Als sehr nützlich hat sich die Zusammenarbeit mit Kronzeugen erwiesen. Zudem müssen Wege gefunden werden, die oft massiv bedrohten Staatsanwält:innen und Richter:innen wirksam zu schützen.
Es ist bisher noch keinem lateinamerikanischen Land gelungen, eine allgemeingültige, ganzheitliche Strategie gegen die Organisierte Kriminalität und die Unterwanderung von staatlichen Institutionen zu entwickeln. Eine konkrete, multidisziplinäre Analyse in den betroffenen Länder ist unverzichtbar. Aus dieser muss sich u.a. ergeben, welche der genannten Mindestelemente konkret anwendbar sind. Ausgangspunkt ist in der Regel ein Dreiklang aus starken staatlichen Institutionen, Artikulation der Zivilgesellschaft und internationaler Unterstützung.
Es ist immer hilfreich, Transparenz zu schaffen und die konkreten Machenschaften der Organisierten Kriminalität mit ihren oft drastischen Konsequenten für die Menschen sichtbar zu machen.

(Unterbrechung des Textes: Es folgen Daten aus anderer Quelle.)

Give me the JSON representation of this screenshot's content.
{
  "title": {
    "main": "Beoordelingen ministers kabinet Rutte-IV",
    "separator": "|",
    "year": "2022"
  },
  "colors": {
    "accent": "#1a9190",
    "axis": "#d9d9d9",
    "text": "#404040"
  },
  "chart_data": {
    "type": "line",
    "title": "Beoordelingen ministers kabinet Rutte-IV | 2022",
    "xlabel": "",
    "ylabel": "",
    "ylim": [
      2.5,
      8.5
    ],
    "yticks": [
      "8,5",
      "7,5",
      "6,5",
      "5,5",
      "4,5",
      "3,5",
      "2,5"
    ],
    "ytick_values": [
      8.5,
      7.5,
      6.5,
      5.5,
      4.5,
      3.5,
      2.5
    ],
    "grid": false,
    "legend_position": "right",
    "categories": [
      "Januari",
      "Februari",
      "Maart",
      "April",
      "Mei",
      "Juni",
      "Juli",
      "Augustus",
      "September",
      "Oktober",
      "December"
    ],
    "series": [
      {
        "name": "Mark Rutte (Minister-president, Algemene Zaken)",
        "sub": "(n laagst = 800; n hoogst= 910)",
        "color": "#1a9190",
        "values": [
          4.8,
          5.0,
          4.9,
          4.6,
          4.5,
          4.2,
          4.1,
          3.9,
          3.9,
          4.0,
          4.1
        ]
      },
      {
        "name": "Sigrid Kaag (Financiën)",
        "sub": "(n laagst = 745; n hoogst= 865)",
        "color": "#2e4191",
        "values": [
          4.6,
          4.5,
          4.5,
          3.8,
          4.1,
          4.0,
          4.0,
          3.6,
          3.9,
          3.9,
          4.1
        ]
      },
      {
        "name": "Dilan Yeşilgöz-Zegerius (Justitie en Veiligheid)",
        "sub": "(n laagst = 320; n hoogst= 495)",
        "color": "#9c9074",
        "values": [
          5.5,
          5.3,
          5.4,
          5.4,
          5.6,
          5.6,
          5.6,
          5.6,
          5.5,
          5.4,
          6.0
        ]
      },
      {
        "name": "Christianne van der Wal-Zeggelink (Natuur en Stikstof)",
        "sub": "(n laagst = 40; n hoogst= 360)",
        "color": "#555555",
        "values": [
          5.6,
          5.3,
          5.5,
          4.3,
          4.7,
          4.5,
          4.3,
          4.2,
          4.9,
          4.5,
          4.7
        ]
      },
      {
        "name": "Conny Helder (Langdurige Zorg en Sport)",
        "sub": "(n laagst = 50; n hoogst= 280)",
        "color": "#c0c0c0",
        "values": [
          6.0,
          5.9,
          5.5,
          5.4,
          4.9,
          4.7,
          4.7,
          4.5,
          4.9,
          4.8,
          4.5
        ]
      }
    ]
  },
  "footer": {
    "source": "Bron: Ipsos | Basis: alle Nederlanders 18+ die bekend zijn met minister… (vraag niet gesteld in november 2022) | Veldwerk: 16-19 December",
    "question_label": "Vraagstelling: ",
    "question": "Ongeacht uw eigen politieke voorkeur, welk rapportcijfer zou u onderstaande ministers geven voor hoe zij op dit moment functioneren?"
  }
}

Dies gilt gleichermaßen für die Unterwanderung von staatlichen Institutionen durch Personen, die Privatinteressen vertreten oder gar kriminelle Interessen in Legislative, Exekutive oder Jurisdiktion zur Geltung bringen wollen. Hier müssen Ross und kriminelle Reiter so klar wie möglich benannt werden.
Daniel Kempken ist freier Berater für Rechtsstaatsförderung und Antikorruption und u.a. ehrenamtlich bei Transparency Deutschland sowie dem Lateinamerika-Forum Berlin tätig. Von 2017 bis 2019 war er Referatsleiter für Governance, Demokratie und Rechtsstaatlichkeit im Bundesministerium für wirtschaftliche Zusammenarbeit und Entwicklung.